Contrary to a fear-based society, where everyone is a potential enemy or spy, a trust-based society functions with an air of reciprocity and support. But there are no perfect societies, and there will always be those who take advantage of the system, the free-loaders and the deceivers, like those shameless scoundrels who falsely reported their spouse’s death after 9/11. The Torah offers a balance between fear and trust. Trust is achieved through the extensive social system of the Torah and its insistence on mutual help and loving kindness, while fear is substituted by reverence of the omniscient God and fortified by curses and not by clear punitive measures.
Standing on the two mountains, the two groups face each other as well as the Levites in the center. On one hand, they are all in the same space, yet on the other, there is a potential sharp divide between them. The event serves as symbolic reminder that, lacking reciprocity and trust, the nation will find itself fragmented. The Levites declare, one by one, a list of transgressions united by their covert nature, admonishing people against deceiving others by pretending to be who they are not. Verse 14 is not about idolatry, but rather about hypocrisy; cursed is one who pretends to believe in God and practice Judaism, while in hiding practices paganism. The next verse does not use the term כבוד – respect (ארור אשר לא יכבד), but rather מקלה – he who makes light. This is the person who pretends to respect his parents, but in his heart makes light of them. He might convey that air of disrespect to his children, thus breaking a chain of tradition and causing greater damage than if he would openly express his opinion and have an informed debate.

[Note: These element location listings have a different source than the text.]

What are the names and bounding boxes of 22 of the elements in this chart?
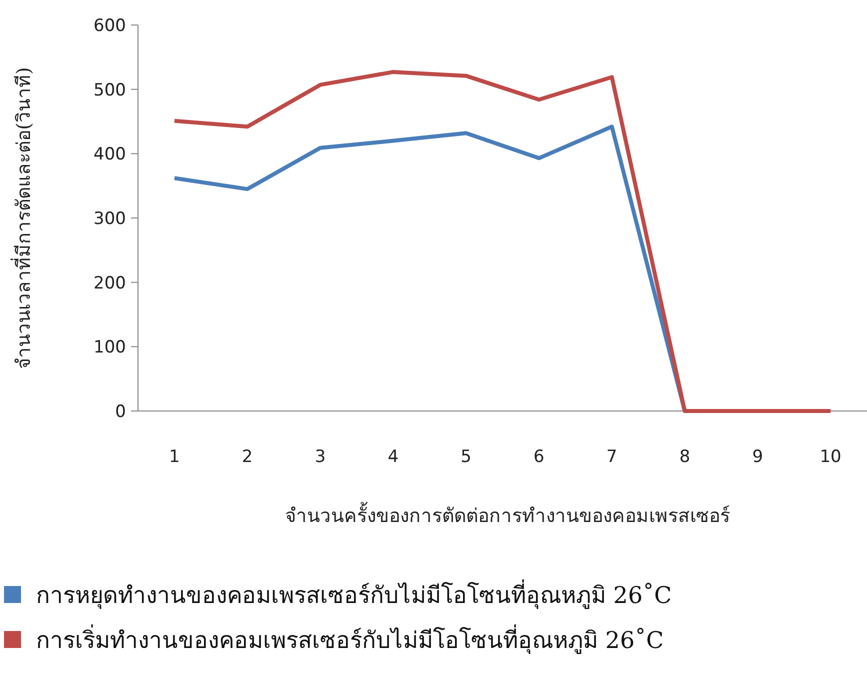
y-axis-title: จำนวนเวลาที่มีการตัดและต่อ(วินาที) bbox=[10, 67, 35, 369]
x-axis-title: จำนวนครั้งของการตัดต่อการทำงานของคอมเพรสเซอร์ bbox=[285, 502, 730, 527]
y-tick-label: 300 bbox=[94, 209, 126, 229]
x-tick-label: 10 bbox=[820, 447, 842, 467]
y-tick-label: 500 bbox=[94, 80, 126, 100]
x-tick-label: 5 bbox=[460, 447, 472, 467]
x-tick-label: 7 bbox=[606, 447, 618, 467]
y-tick-label: 100 bbox=[94, 338, 126, 358]
x-tick-label: 2 bbox=[242, 447, 253, 467]
x-tick-label: 4 bbox=[388, 447, 399, 467]
legend-label: การหยุดทำงานของคอมเพรสเซอร์กับไม่มีโอโซนที่อุณหภูมิ 26˚C bbox=[36, 579, 672, 609]
y-tick-label: 200 bbox=[94, 273, 126, 294]
x-tick-label: 6 bbox=[534, 447, 544, 467]
x-tick-label: 8 bbox=[679, 447, 690, 467]
x-tick-label: 3 bbox=[314, 447, 326, 467]
x-tick-label: 1 bbox=[169, 447, 180, 467]
y-tick-label: 400 bbox=[94, 144, 126, 165]
line-series bbox=[172, 70, 833, 413]
y-tick-label: 600 bbox=[94, 16, 126, 36]
y-tick-label: 0 bbox=[115, 402, 126, 422]
legend-label: การเริ่มทำงานของคอมเพรสเซอร์กับไม่มีโอโซนที่อุณหภูมิ 26˚C bbox=[36, 624, 664, 654]
x-tick-label: 9 bbox=[752, 447, 764, 467]
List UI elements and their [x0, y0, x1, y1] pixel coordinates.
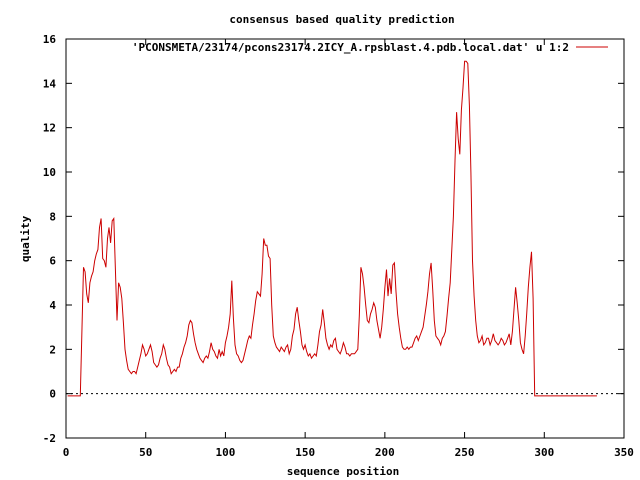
y-tick-label: 16 — [43, 33, 57, 46]
x-axis-label: sequence position — [287, 465, 400, 478]
x-tick-label: 250 — [455, 446, 475, 459]
y-tick-label: 14 — [43, 77, 57, 90]
x-tick-label: 50 — [139, 446, 152, 459]
y-tick-label: 4 — [49, 299, 56, 312]
x-tick-label: 150 — [295, 446, 315, 459]
x-tick-label: 100 — [215, 446, 235, 459]
y-axis-label: quality — [19, 215, 32, 262]
y-tick-label: 8 — [49, 210, 56, 223]
plot-frame — [65, 38, 625, 439]
y-tick-label: 12 — [43, 122, 56, 135]
x-tick-label: 200 — [375, 446, 395, 459]
x-axis-ticks: 0 50 100 150 200 250 300 350 — [63, 39, 634, 459]
y-tick-label: 0 — [49, 388, 56, 401]
x-tick-label: 350 — [614, 446, 634, 459]
y-tick-label: -2 — [43, 432, 56, 445]
y-tick-label: 6 — [49, 255, 56, 268]
chart-title: consensus based quality prediction — [229, 13, 454, 26]
x-tick-label: 300 — [534, 446, 554, 459]
legend: 'PCONSMETA/23174/pcons23174.2ICY_A.rpsbl… — [132, 41, 608, 54]
x-tick-label: 0 — [63, 446, 70, 459]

Trespassing? It refers to one who slowly moves his fence, inch by inch, into his neighbor’s territory. His actions cannot be tracked, and he upsets the trust among neighbors. Misleading a blind person is both a prohibition and a metaphor to giving advice to a non-expert. The expert often feigns innocence and claims he was genuinely trying to help. Distorting justice for the weaker layers of society is also done covertly, sometimes even in the name of justice, while those affected have no one to speak for them. The sexual transgressions mentioned here are not the full list of Leviticus, because this list singles out people who lead a double life, not occasional sinners.
Verse 24 – אָר֕וּר מַכֵּ֥ה רֵעֵ֖הוּ בַּסָּ֑תֶר – speaks of one who secretly initiates a move which will cause damage to another person, including badmouthing that person. No one can trace the action back to him, while he pretends to care and mourn for his suffering “friend”. It is followed by the admonition against bribe. It is surprising that the Torah mentions only one who takes bribe in exchange for falsely sentencing someone to death, and in light of what was said here, we have to understand it differently: taking bribe is done in secrecy, but it eventually will lead to disastrous, visible results. Not every bribe will lead to death, but the cumulative corruption of the judicial system, prompted by internal hidden hypocrisy, would inevitably cause death and destruction.
The list concludes with a call on people to establish – להקים – the words of the Torah. This means that we have to internalize the values of the Torah and make them an integral element of our life, avoiding hypocrisy and corruption at all costs, and championing honesty and transparency.